EEE risk ‘moderate’ in Middleboro, parts of Plymouth County

Jul 5, 2024

MIDDLEBORO — Middleboro and five other Plymouth County municipalities are at a “moderate” risk of Eastern equine encephalitis, also known as EEE, after a mosquito in Carver was found carrying the disease on Sunday, June 30.

Wareham, Carver, Kingston, Plymouth and Plympton are also at “moderate” risk of EEE, according to the Massachusetts Department of Public Health. Data collected by the Department shows every other municipality in the state either has a “low” or “remote” risk of the disease. 

Eastern equine encephalitis is a rare and potentially fatal mosquito-borne illness that can affect people of any age, according to the Department of Public Health. There were 12 human cases of EEE in Massachusetts in 2019 with six deaths; in 2020, there were five human cases and one death.

“The last EEE outbreak cycle in Massachusetts occurred in 2019-2020 and since then, there have been no human cases of EEE reported in the state,” said Massachusetts Public Health Commissioner Robbie Goldstein.

According to State Epidemiologist Catherine Brown, early detection of EEE can lead to a riskier summer. 

“EEE activity in Massachusetts tends to occur in outbreak cycles,” said Brown. “When EEE is found in mosquitoes like this at the start of the season, the risk may increase throughout the rest of the summer.

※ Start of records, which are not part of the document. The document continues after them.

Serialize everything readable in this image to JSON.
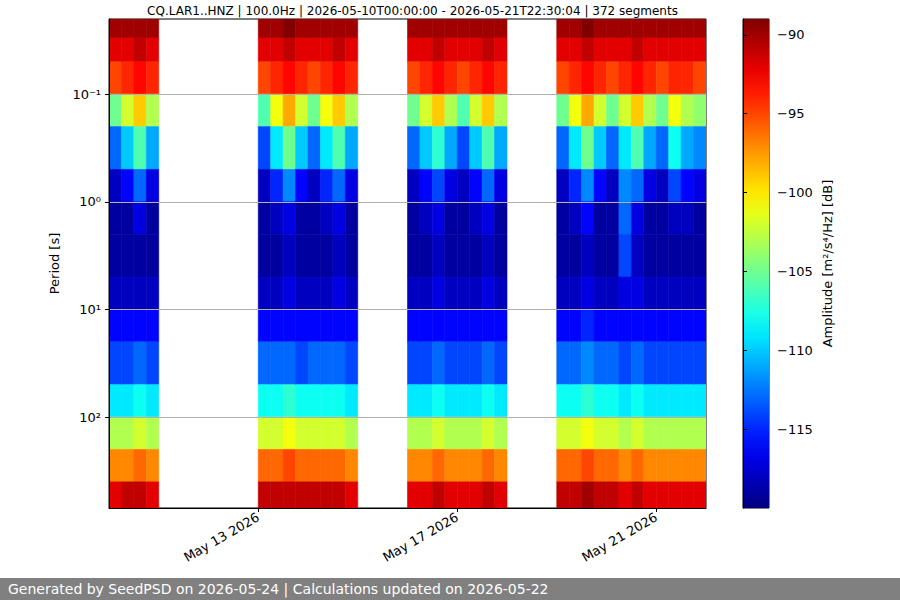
{
  "chart_data": {
    "type": "heatmap",
    "title": "CQ.LAR1..HNZ | 100.0Hz | 2026-05-10T00:00:00 - 2026-05-21T22:30:04 | 372 segments",
    "footer": "Generated by SeedPSD on 2026-05-24 | Calculations updated on 2026-05-22",
    "ylabel": "Period [s]",
    "colorbar_label": "Amplitude [m²/s⁴/Hz] [dB]",
    "log": "y",
    "grid": "y",
    "xlim": [
      "2026-05-10T00:00:00",
      "2026-05-22T00:00:00"
    ],
    "xticks": [
      {
        "value": "2026-05-13T00:00:00",
        "label": "May 13 2026"
      },
      {
        "value": "2026-05-17T00:00:00",
        "label": "May 17 2026"
      },
      {
        "value": "2026-05-21T00:00:00",
        "label": "May 21 2026"
      }
    ],
    "ylim": [
      0.02,
      700
    ],
    "yticks": [
      {
        "value": 0.1,
        "label": "10⁻¹"
      },
      {
        "value": 1,
        "label": "10⁰"
      },
      {
        "value": 10,
        "label": "10¹"
      },
      {
        "value": 100,
        "label": "10²"
      }
    ],
    "clim": [
      -120,
      -89
    ],
    "cticks": [
      {
        "value": -90,
        "label": "−90"
      },
      {
        "value": -95,
        "label": "−95"
      },
      {
        "value": -100,
        "label": "−100"
      },
      {
        "value": -105,
        "label": "−105"
      },
      {
        "value": -110,
        "label": "−110"
      },
      {
        "value": -115,
        "label": "−115"
      }
    ],
    "period_edges": [
      0.02,
      0.03,
      0.05,
      0.1,
      0.2,
      0.5,
      1,
      2,
      5,
      10,
      20,
      50,
      100,
      200,
      400,
      700
    ],
    "x_start": [
      "2026-05-10T00:00:00",
      "2026-05-10T06:00:00",
      "2026-05-10T12:00:00",
      "2026-05-10T18:00:00",
      "2026-05-13T00:00:00",
      "2026-05-13T06:00:00",
      "2026-05-13T12:00:00",
      "2026-05-13T18:00:00",
      "2026-05-14T00:00:00",
      "2026-05-14T06:00:00",
      "2026-05-14T12:00:00",
      "2026-05-14T18:00:00",
      "2026-05-16T00:00:00",
      "2026-05-16T06:00:00",
      "2026-05-16T12:00:00",
      "2026-05-16T18:00:00",
      "2026-05-17T00:00:00",
      "2026-05-17T06:00:00",
      "2026-05-17T12:00:00",
      "2026-05-17T18:00:00",
      "2026-05-19T00:00:00",
      "2026-05-19T06:00:00",
      "2026-05-19T12:00:00",
      "2026-05-19T18:00:00",
      "2026-05-20T00:00:00",
      "2026-05-20T06:00:00",
      "2026-05-20T12:00:00",
      "2026-05-20T18:00:00",
      "2026-05-21T00:00:00",
      "2026-05-21T06:00:00",
      "2026-05-21T12:00:00",
      "2026-05-21T18:00:00"
    ],
    "x_end": [
      "2026-05-10T06:00:00",
      "2026-05-10T12:00:00",
      "2026-05-10T18:00:00",
      "2026-05-11T00:00:00",
      "2026-05-13T06:00:00",
      "2026-05-13T12:00:00",
      "2026-05-13T18:00:00",
      "2026-05-14T00:00:00",
      "2026-05-14T06:00:00",
      "2026-05-14T12:00:00",
      "2026-05-14T18:00:00",
      "2026-05-15T00:00:00",
      "2026-05-16T06:00:00",
      "2026-05-16T12:00:00",
      "2026-05-16T18:00:00",
      "2026-05-17T00:00:00",
      "2026-05-17T06:00:00",
      "2026-05-17T12:00:00",
      "2026-05-17T18:00:00",
      "2026-05-18T00:00:00",
      "2026-05-19T06:00:00",
      "2026-05-19T12:00:00",
      "2026-05-19T18:00:00",
      "2026-05-20T00:00:00",
      "2026-05-20T06:00:00",
      "2026-05-20T12:00:00",
      "2026-05-20T18:00:00",
      "2026-05-21T00:00:00",
      "2026-05-21T06:00:00",
      "2026-05-21T12:00:00",
      "2026-05-21T18:00:00",
      "2026-05-22T00:00:00"
    ],
    "values": [
      [
        -90,
        -92,
        -95,
        -105,
        -113,
        -118,
        -119,
        -119,
        -118,
        -116,
        -114,
        -109,
        -103,
        -97,
        -92
      ],
      [
        -90,
        -92,
        -94,
        -102,
        -110,
        -116,
        -119,
        -119,
        -118,
        -116,
        -114,
        -109,
        -103,
        -97,
        -91
      ],
      [
        -90,
        -91,
        -93,
        -99,
        -106,
        -113,
        -117,
        -119,
        -118,
        -116,
        -113,
        -108,
        -102,
        -96,
        -91
      ],
      [
        -90,
        -92,
        -94,
        -103,
        -111,
        -117,
        -119,
        -119,
        -118,
        -116,
        -114,
        -109,
        -103,
        -97,
        -92
      ],
      [
        -90,
        -92,
        -95,
        -106,
        -114,
        -118,
        -119,
        -119,
        -118,
        -116,
        -113,
        -108,
        -102,
        -96,
        -91
      ],
      [
        -90,
        -92,
        -94,
        -101,
        -109,
        -115,
        -118,
        -119,
        -118,
        -116,
        -113,
        -108,
        -102,
        -96,
        -91
      ],
      [
        -89,
        -91,
        -93,
        -98,
        -105,
        -112,
        -117,
        -118,
        -117,
        -116,
        -113,
        -107,
        -101,
        -95,
        -91
      ],
      [
        -90,
        -92,
        -94,
        -102,
        -110,
        -116,
        -119,
        -119,
        -118,
        -116,
        -114,
        -108,
        -102,
        -96,
        -91
      ],
      [
        -90,
        -92,
        -95,
        -105,
        -113,
        -118,
        -119,
        -119,
        -118,
        -116,
        -113,
        -108,
        -102,
        -96,
        -91
      ],
      [
        -90,
        -92,
        -94,
        -101,
        -109,
        -115,
        -118,
        -119,
        -118,
        -116,
        -113,
        -108,
        -102,
        -96,
        -91
      ],
      [
        -90,
        -91,
        -93,
        -99,
        -106,
        -113,
        -117,
        -118,
        -117,
        -116,
        -113,
        -108,
        -102,
        -96,
        -91
      ],
      [
        -90,
        -92,
        -94,
        -103,
        -111,
        -117,
        -119,
        -119,
        -118,
        -116,
        -114,
        -109,
        -103,
        -97,
        -92
      ],
      [
        -90,
        -92,
        -95,
        -105,
        -113,
        -118,
        -119,
        -119,
        -118,
        -116,
        -114,
        -109,
        -103,
        -97,
        -92
      ],
      [
        -90,
        -92,
        -94,
        -102,
        -110,
        -116,
        -118,
        -119,
        -118,
        -116,
        -114,
        -109,
        -103,
        -97,
        -92
      ],
      [
        -90,
        -91,
        -93,
        -99,
        -107,
        -114,
        -117,
        -118,
        -117,
        -116,
        -113,
        -108,
        -102,
        -96,
        -91
      ],
      [
        -90,
        -92,
        -94,
        -103,
        -111,
        -117,
        -119,
        -119,
        -118,
        -116,
        -114,
        -109,
        -103,
        -97,
        -92
      ],
      [
        -90,
        -92,
        -95,
        -106,
        -114,
        -118,
        -119,
        -119,
        -118,
        -116,
        -114,
        -109,
        -103,
        -97,
        -92
      ],
      [
        -90,
        -92,
        -94,
        -102,
        -110,
        -116,
        -118,
        -119,
        -118,
        -116,
        -114,
        -109,
        -103,
        -97,
        -92
      ],
      [
        -90,
        -91,
        -93,
        -99,
        -106,
        -113,
        -117,
        -118,
        -117,
        -116,
        -113,
        -108,
        -102,
        -96,
        -91
      ],
      [
        -90,
        -92,
        -94,
        -103,
        -111,
        -117,
        -119,
        -119,
        -118,
        -116,
        -114,
        -109,
        -103,
        -97,
        -92
      ],
      [
        -90,
        -92,
        -95,
        -105,
        -113,
        -118,
        -119,
        -119,
        -118,
        -116,
        -113,
        -108,
        -102,
        -96,
        -91
      ],
      [
        -90,
        -92,
        -94,
        -101,
        -109,
        -115,
        -118,
        -119,
        -118,
        -116,
        -113,
        -108,
        -102,
        -96,
        -91
      ],
      [
        -89,
        -91,
        -93,
        -98,
        -105,
        -112,
        -116,
        -118,
        -117,
        -115,
        -112,
        -107,
        -101,
        -95,
        -90
      ],
      [
        -90,
        -92,
        -94,
        -102,
        -110,
        -116,
        -119,
        -119,
        -118,
        -116,
        -113,
        -108,
        -102,
        -96,
        -91
      ],
      [
        -90,
        -92,
        -95,
        -105,
        -113,
        -118,
        -119,
        -119,
        -118,
        -116,
        -113,
        -108,
        -102,
        -96,
        -91
      ],
      [
        -90,
        -92,
        -94,
        -102,
        -109,
        -112,
        -113,
        -114,
        -117,
        -116,
        -114,
        -109,
        -103,
        -97,
        -92
      ],
      [
        -90,
        -91,
        -93,
        -99,
        -106,
        -113,
        -117,
        -118,
        -117,
        -116,
        -113,
        -108,
        -102,
        -96,
        -91
      ],
      [
        -90,
        -92,
        -94,
        -103,
        -111,
        -117,
        -119,
        -119,
        -118,
        -116,
        -114,
        -109,
        -103,
        -97,
        -92
      ],
      [
        -90,
        -92,
        -95,
        -105,
        -113,
        -118,
        -119,
        -119,
        -118,
        -116,
        -114,
        -109,
        -103,
        -97,
        -92
      ],
      [
        -90,
        -92,
        -94,
        -101,
        -108,
        -114,
        -118,
        -119,
        -118,
        -116,
        -114,
        -109,
        -103,
        -97,
        -92
      ],
      [
        -90,
        -92,
        -94,
        -103,
        -111,
        -116,
        -118,
        -119,
        -118,
        -116,
        -114,
        -109,
        -103,
        -97,
        -92
      ],
      [
        -90,
        -92,
        -95,
        -104,
        -112,
        -117,
        -119,
        -119,
        -118,
        -116,
        -114,
        -109,
        -103,
        -97,
        -92
      ]
    ]
  }
}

We rely on our mosquito surveillance program to monitor for the presence of virus to let people know when and where the risk is occurring.”

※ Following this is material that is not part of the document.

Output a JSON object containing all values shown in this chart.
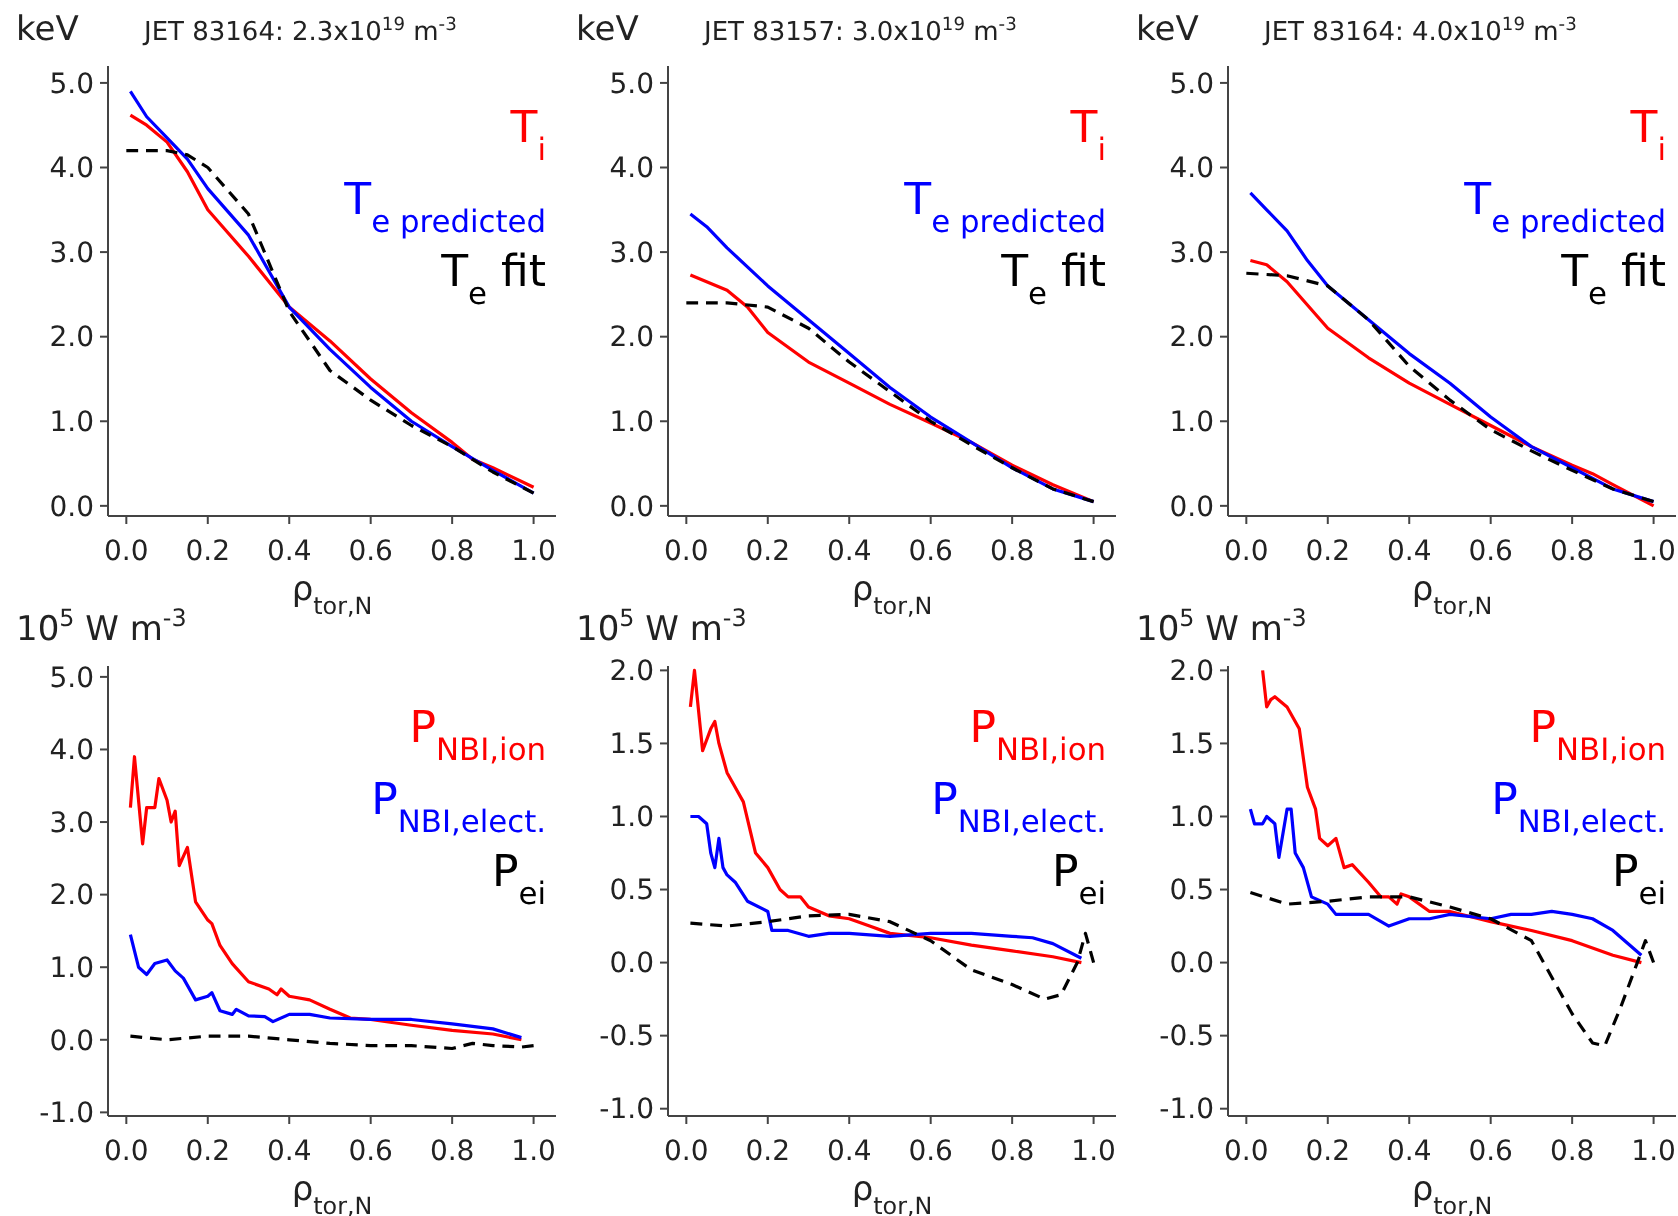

This year’s discovery of EEE on June 30 is the earliest it has been detected since at least 2014, according to data collected by the Massachusetts Department of Public Health from 2014 to 2020.

When spending time outdoors this summer, the Department of Public Health recommends wearing insect repellent, long sleeves, pants and socks. The hours of dusk until dawn are “peak mosquito hours” according to the state and standing water left outdoors can be a literal breeding ground for mosquitos.